With the continued and sustained growth of the field of carbon MEMS (C-MEMS) in several application areas, there is a corresponding increased and renewed interest in understanding the exact molecular structure of the ensuing glassy carbon (GC) material and, therefore, potential to engineer some of its key characteristics. Associated with that interest, the effects of key process parameters like temperature ramping, holding and cooling times on carbonization, the final nanostructures and – importantly – on the nature and distribution of functional groups remain to be of significant research importance to the GC community. While recent in-situ imaging approaches during the synthesis process have opened up opportunities for better understanding of these nanostructures, the 2D nature of the approaches, however, had introduced significant barriers. In this paper, therefore, we present a simulation-based approach using reactive molecular dynamics (MD) where we model the synthesis process and investigate in detail (i) the intermediate and final stages of carbonization with particular focus on GC nanostructures and (ii) formation of functional groups and the processes and parameters that drive their evolution. Our simulation captured the pyrolysis-driven synthesis process where the polymer structure degraded followed by increased carbonization and formation of flakes of 3-, 4-, membered carbon rings that further grew into graphene-type 6-member carbon rings as well as 5- and 7-member rings. These eventually evolved into a complex multi-layer 3D nanostructure consisting of connected but distinct zones of (a) dominant cage-like tubular components and (b) long chains of flat graphene-like parts rich with functional groups. Taken together, the MD simulations demonstrate that (i) holding time at the maximum temperature has the most significant effect in the formation of complex cage-like 3D nanostructures with stacked layers, (ii) the closed cage-like zones have crystallite diameter (La) in the range of 3.2 Å - 9.5 Å with clear and well-defined curved and stacked graphene-like sheets of stacking thickness (Lc) = 3.0 Å - 3.3 Å, (iii) carbonyl, ether, epoxide, hydroxyl, and alkyne groups form predominately on the edges of flat components of GC where abundant non-6 membered rings, dangling bonds, long sp carbon chains, and intermediate structures exist, and to a lesser extent on edges of vacancy defects inside cage-like zones.

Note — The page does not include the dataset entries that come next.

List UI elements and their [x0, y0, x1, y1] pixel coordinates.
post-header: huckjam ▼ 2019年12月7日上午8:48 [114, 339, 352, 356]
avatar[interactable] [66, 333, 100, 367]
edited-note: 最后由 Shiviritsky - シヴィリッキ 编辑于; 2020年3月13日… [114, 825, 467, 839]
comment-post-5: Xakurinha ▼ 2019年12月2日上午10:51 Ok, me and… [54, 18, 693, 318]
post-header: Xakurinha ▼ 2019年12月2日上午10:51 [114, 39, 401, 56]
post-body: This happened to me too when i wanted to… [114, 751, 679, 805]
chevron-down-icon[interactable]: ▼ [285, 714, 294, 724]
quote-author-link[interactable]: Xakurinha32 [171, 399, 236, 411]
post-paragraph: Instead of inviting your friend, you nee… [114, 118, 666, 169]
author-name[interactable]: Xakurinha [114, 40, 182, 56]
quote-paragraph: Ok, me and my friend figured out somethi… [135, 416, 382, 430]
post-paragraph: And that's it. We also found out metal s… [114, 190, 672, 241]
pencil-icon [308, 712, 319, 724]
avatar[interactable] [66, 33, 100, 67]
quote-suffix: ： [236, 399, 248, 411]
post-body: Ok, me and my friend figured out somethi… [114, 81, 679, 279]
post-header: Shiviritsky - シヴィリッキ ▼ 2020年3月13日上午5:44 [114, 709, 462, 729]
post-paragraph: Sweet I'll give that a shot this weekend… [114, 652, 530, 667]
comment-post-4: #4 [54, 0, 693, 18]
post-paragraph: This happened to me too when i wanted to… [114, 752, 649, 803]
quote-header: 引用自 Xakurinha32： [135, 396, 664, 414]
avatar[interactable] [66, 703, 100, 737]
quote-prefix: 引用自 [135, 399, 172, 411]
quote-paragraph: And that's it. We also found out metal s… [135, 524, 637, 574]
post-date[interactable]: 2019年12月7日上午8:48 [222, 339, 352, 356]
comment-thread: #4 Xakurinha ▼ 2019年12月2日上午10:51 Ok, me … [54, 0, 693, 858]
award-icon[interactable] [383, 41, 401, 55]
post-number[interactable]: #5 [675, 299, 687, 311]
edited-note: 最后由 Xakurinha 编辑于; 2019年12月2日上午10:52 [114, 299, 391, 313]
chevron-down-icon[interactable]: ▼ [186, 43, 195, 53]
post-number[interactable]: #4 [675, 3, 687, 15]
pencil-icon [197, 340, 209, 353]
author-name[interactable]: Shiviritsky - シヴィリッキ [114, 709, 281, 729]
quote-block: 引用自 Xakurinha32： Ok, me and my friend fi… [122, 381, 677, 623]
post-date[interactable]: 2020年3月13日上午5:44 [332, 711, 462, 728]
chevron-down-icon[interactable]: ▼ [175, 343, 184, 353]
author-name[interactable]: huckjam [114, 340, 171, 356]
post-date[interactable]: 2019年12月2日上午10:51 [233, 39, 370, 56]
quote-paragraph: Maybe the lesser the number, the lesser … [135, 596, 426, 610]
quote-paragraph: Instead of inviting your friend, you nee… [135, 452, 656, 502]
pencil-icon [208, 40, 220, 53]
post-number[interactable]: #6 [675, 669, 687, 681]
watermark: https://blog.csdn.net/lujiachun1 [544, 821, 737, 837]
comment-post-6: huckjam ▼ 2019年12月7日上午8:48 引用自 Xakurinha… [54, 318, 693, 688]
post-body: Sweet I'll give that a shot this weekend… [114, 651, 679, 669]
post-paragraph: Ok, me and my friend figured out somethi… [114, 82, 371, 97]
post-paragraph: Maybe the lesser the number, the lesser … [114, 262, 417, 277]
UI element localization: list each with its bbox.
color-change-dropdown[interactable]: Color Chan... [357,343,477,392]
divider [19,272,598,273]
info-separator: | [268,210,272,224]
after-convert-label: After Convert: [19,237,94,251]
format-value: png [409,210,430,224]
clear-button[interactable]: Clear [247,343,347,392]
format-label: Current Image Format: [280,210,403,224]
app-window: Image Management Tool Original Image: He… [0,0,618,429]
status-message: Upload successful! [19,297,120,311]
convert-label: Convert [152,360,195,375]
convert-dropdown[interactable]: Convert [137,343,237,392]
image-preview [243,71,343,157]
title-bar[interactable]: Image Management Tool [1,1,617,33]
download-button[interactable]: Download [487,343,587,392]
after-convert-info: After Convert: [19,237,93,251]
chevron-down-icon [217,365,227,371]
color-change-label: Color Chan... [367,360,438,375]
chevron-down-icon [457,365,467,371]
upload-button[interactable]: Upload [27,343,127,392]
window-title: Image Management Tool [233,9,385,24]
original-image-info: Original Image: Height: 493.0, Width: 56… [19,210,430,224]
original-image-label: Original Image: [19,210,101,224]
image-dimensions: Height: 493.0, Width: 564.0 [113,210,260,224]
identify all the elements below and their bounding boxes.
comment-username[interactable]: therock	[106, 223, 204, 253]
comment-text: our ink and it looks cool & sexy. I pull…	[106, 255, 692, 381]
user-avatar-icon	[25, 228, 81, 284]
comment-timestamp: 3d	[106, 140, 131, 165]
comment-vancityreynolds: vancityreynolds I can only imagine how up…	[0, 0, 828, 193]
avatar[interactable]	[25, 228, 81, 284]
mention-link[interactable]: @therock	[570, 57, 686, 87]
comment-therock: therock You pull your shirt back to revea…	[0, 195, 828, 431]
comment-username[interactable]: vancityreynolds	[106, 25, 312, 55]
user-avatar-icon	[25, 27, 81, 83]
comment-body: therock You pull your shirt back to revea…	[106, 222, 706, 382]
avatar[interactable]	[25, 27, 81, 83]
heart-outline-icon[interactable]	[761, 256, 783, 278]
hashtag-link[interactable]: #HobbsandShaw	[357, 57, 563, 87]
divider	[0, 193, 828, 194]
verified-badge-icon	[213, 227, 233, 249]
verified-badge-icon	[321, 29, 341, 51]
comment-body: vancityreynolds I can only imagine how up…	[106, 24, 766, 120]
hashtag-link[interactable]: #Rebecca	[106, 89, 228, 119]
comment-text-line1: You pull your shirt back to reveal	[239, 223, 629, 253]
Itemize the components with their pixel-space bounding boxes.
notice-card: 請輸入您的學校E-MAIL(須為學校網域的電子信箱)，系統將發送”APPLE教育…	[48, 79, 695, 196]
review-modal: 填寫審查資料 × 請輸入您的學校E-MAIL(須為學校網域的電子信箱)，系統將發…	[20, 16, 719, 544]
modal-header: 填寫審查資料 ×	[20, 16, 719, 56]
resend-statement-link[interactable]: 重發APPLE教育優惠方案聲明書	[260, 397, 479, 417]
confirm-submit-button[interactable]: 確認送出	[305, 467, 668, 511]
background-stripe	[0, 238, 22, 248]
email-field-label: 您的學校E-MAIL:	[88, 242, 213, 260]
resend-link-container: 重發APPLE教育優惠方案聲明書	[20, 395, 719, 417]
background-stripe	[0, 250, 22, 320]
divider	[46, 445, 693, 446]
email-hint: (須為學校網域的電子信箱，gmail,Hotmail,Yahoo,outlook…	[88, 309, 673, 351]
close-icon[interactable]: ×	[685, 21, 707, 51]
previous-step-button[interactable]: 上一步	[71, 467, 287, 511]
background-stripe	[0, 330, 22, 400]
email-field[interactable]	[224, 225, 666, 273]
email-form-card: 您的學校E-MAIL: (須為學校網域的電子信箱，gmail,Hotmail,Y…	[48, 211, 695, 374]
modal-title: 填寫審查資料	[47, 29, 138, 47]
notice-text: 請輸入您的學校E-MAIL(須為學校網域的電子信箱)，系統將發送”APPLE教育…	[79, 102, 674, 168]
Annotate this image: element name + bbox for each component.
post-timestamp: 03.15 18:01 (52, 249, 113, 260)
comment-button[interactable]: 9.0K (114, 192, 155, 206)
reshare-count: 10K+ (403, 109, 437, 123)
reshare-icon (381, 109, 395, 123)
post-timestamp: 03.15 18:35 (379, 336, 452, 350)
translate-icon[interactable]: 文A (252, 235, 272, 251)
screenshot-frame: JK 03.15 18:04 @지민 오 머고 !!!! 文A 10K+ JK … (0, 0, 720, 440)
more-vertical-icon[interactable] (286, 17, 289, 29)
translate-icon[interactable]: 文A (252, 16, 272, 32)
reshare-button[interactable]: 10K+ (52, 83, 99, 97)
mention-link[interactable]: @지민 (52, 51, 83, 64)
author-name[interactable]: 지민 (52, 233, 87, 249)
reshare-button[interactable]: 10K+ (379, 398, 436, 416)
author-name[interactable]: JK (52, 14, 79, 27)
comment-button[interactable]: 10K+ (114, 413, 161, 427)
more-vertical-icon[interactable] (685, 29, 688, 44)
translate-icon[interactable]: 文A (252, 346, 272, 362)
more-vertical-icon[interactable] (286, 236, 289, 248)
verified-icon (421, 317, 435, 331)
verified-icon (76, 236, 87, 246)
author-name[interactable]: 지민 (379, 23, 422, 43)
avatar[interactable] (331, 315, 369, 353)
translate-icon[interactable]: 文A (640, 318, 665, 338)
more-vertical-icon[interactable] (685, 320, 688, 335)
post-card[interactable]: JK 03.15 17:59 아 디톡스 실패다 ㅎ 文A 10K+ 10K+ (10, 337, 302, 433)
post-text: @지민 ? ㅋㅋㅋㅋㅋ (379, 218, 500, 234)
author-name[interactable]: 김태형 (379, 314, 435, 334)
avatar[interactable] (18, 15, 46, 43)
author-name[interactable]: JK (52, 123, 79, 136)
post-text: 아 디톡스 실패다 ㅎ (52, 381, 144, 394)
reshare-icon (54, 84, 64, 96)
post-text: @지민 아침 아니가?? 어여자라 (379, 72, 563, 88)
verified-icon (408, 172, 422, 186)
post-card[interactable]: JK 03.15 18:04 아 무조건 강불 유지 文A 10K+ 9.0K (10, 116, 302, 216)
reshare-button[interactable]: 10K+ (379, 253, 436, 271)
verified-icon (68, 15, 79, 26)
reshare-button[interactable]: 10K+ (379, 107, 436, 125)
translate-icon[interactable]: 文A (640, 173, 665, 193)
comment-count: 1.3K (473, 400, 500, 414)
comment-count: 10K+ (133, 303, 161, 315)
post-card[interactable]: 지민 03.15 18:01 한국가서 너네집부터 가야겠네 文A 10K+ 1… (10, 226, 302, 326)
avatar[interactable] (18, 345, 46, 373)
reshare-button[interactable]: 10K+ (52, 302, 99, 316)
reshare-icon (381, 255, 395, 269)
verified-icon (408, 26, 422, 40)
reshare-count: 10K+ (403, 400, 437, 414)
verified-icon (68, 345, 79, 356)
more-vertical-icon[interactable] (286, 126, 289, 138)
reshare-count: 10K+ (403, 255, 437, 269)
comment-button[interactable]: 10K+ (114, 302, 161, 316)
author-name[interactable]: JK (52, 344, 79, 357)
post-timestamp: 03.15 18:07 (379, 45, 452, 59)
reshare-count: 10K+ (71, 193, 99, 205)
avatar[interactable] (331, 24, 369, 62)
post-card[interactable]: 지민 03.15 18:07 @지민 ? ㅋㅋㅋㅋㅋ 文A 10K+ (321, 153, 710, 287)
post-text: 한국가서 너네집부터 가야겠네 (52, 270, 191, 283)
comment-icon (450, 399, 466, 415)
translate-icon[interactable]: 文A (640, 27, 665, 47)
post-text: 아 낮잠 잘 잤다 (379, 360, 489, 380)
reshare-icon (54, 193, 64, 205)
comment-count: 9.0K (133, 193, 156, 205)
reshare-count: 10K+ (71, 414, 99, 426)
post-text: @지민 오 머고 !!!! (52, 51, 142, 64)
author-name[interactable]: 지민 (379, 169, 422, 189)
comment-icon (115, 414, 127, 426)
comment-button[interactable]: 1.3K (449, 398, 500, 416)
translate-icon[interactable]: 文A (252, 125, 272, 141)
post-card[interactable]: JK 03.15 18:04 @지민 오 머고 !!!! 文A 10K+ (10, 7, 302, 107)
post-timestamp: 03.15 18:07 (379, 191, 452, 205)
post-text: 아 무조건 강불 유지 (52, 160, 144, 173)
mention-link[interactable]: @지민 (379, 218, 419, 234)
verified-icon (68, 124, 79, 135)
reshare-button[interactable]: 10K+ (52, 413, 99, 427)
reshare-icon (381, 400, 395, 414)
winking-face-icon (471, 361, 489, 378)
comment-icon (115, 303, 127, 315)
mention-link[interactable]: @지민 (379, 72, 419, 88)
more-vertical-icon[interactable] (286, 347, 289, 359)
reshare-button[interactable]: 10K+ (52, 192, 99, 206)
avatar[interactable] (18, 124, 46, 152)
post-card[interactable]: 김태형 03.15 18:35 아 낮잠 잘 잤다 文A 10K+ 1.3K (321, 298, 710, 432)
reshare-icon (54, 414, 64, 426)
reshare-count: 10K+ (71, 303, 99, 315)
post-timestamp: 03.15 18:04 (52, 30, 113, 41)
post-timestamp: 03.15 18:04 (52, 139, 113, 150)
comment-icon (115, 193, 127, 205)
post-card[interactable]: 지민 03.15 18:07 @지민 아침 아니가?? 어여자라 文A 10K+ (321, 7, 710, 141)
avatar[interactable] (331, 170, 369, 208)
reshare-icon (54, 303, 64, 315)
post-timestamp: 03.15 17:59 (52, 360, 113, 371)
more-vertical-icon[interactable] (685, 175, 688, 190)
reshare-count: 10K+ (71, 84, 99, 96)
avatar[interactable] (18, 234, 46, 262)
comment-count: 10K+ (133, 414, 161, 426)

随着碳微机电系统 (C-MEMS) 领域在多个应用领域的持续和持续增长，人们对了解后续玻璃碳 (GC) 材料的确切分子结构的兴趣也相应增加并重新产生兴趣，因此，潜在的设计它的一些关键特性。与这种兴趣相关的是，诸如温度上升、保温和冷却时间等关键工艺参数对碳化、最终纳米结构以及——重要的是——对官能团的性质和分布的影响对于 GC 社区仍然具有重要的研究意义。虽然最近在现场合成过程中的成像方法为更好地理解这些纳米结构开辟了机会，然而，这些方法的二维性质带来了重大障碍。因此，在本文中，我们提出了一种使用反应性分子动力学 (MD) 的基于模拟的方法，其中我们对合成过程进行建模并详细研究 (i) 碳化的中间和最后阶段，特别关注 GC 纳米结构和 (ii)功能组的形成以及驱动其进化的过程和参数。我们的模拟捕获了热解驱动的合成过程，其中聚合物结构降解，随后碳化增加并形成 3-、4- 元碳环薄片，进一步生长成石墨烯型 6-元碳环以及 5-和7人戒指。这些最终演变成复杂的多层 3D 纳米结构，由连接但不同的区域组成（a）主要的笼状管状成分和（b）富含官能团的扁平石墨烯状部分的长链。综上所述，MD 模拟表明（i）在最高温度下的保持时间对形成具有堆叠层的复杂笼状 3D 纳米结构的影响最显着，（ii）封闭的笼状区域具有微晶直径（La ) 范围内3.2 Å - 9.5 Å具有清晰且定义明确的弯曲和堆叠石墨烯状片，堆叠厚度 (Lc) =  3.0 Å - 3.3 Å，(iii) 羰基、醚、环氧化物、羟基和炔基主要在边缘形成GC 的扁平组分，其中存在丰富的非 6 元环、悬空键、长sp碳链和中间结构，并且在较小程度上存在于笼状区域内的空位缺陷边缘。